- Born: 20 July 1953 (age 72) Mumbai, Maharashtra, India
- Citizenship: India
- Education: Bachelor of Science
- Alma mater: University of Mumbai
- Occupation: Mallakhamb coach
- Years active: 1973–present
- Known for: Promoting and revitalizing Mallakhamb worldwide
- Notable work: Padma Shri award recipient
- Awards: Padma Shri
- Website: deshpandeuday.com

= Uday Vishwanath Deshpande =

Uday Vishwanath Deshpande (born 20 July 1953) is an Indian Mallakhamb coach and Padma Shri awardee recognized for his contributions to the Indian sport of Mallakhamb. Deshpande has been instrumental in promoting Mallakhamb at a global level, conducting workshops and training sessions in over 48 countries.

== Early life ==
Deshpande was born in Mumbai, Maharashtra. He completed his B.Sc. in Chemistry and Botany from the University of Mumbai in 1973. Deshpande is married to Sukhada and has two children, Omkar and Aditi. His family has been supportive of his career, with his daughter Aditi also involved in teaching aerial silk in the United States.

== Career ==
Deshpande began his career as a Mallakhamb coach in the early 1970s. He is currently the chief coach at Shree Samartha Vyayam Mandir in Mumbai, where he has trained thousands of students. Under his guidance, Mallakhamb has not only revived in India but also gained international attention.

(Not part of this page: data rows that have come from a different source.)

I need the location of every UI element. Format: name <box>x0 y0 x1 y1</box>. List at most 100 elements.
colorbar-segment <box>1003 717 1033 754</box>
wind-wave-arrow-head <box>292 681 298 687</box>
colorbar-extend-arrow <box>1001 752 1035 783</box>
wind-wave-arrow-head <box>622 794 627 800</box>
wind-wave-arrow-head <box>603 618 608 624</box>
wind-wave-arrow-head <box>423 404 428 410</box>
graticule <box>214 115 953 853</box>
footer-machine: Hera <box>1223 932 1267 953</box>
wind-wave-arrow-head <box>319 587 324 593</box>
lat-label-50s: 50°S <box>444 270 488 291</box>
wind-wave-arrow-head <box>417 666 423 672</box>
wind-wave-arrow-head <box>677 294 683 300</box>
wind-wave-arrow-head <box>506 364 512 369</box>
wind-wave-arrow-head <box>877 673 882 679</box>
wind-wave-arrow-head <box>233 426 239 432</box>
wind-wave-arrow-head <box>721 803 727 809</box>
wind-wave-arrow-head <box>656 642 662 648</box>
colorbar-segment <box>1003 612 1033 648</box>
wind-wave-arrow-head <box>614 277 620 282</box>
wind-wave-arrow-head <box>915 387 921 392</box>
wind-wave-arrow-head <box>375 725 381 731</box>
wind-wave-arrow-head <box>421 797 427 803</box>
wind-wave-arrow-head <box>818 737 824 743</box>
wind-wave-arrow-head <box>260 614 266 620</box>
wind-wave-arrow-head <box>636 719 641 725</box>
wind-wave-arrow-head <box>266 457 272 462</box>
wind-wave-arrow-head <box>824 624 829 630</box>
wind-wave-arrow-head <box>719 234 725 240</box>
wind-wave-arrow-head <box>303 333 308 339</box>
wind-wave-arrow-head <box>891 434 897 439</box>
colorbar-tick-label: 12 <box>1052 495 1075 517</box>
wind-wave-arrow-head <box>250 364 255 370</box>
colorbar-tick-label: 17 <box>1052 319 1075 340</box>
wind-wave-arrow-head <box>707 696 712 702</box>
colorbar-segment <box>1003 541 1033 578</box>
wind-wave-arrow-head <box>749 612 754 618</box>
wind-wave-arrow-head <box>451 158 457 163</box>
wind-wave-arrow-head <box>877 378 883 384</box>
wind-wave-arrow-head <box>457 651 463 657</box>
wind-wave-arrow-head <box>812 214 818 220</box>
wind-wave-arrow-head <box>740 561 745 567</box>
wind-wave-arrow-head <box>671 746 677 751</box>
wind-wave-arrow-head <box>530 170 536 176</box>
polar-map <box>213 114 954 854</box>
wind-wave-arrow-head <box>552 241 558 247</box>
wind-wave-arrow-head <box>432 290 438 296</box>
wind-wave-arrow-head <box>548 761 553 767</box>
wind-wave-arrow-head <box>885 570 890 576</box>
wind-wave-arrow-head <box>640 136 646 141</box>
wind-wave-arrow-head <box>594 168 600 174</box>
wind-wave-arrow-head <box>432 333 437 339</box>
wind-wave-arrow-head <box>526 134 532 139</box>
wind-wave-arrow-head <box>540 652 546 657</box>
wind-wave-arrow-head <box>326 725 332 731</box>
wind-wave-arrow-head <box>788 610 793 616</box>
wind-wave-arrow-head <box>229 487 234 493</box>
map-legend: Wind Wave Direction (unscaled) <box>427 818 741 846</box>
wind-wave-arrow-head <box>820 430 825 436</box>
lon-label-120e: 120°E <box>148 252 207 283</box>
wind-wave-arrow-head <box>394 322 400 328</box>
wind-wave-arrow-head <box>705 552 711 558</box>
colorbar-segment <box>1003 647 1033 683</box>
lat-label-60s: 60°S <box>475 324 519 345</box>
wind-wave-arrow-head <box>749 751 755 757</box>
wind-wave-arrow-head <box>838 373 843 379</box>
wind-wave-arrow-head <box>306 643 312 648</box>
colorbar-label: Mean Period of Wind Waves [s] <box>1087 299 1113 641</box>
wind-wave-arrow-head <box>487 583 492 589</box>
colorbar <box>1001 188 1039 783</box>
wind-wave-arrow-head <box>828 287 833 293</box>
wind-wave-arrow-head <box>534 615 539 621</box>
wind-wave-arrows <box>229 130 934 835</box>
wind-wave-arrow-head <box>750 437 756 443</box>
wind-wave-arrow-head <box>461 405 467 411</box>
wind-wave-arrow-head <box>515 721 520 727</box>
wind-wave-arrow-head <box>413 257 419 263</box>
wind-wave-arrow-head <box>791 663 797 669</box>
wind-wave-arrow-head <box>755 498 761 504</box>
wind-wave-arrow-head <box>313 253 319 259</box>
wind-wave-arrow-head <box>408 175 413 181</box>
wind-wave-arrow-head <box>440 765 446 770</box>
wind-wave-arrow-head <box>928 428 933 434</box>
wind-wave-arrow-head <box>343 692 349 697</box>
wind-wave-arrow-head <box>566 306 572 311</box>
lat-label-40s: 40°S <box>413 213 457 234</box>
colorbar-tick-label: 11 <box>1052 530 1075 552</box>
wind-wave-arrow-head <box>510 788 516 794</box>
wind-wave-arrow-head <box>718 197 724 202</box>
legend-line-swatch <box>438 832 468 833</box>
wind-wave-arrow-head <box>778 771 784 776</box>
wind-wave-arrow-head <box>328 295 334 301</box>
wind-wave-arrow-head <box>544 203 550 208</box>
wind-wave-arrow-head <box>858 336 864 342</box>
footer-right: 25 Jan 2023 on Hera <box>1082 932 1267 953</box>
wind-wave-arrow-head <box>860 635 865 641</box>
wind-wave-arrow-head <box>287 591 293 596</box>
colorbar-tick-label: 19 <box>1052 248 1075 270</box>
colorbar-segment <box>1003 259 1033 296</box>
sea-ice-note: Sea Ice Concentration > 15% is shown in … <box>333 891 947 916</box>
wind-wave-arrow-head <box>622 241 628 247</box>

== Awards and recognition ==
In 2024, Deshpande was awarded the Padma Shri, India's fourth-highest civilian award, for his efforts in sports. He is often referred to as the 'Mallakhamb Pitamah' for his pioneering work in popularizing the sport.

== Legacy and impact ==
Deshpande's work in Mallakhamb has led to its inclusion in sports curricula across several countries, creating a new generation of instructors and practitioners. His initiatives have significantly contributed to the sport's recognition as a means to enhance physical and mental fitness.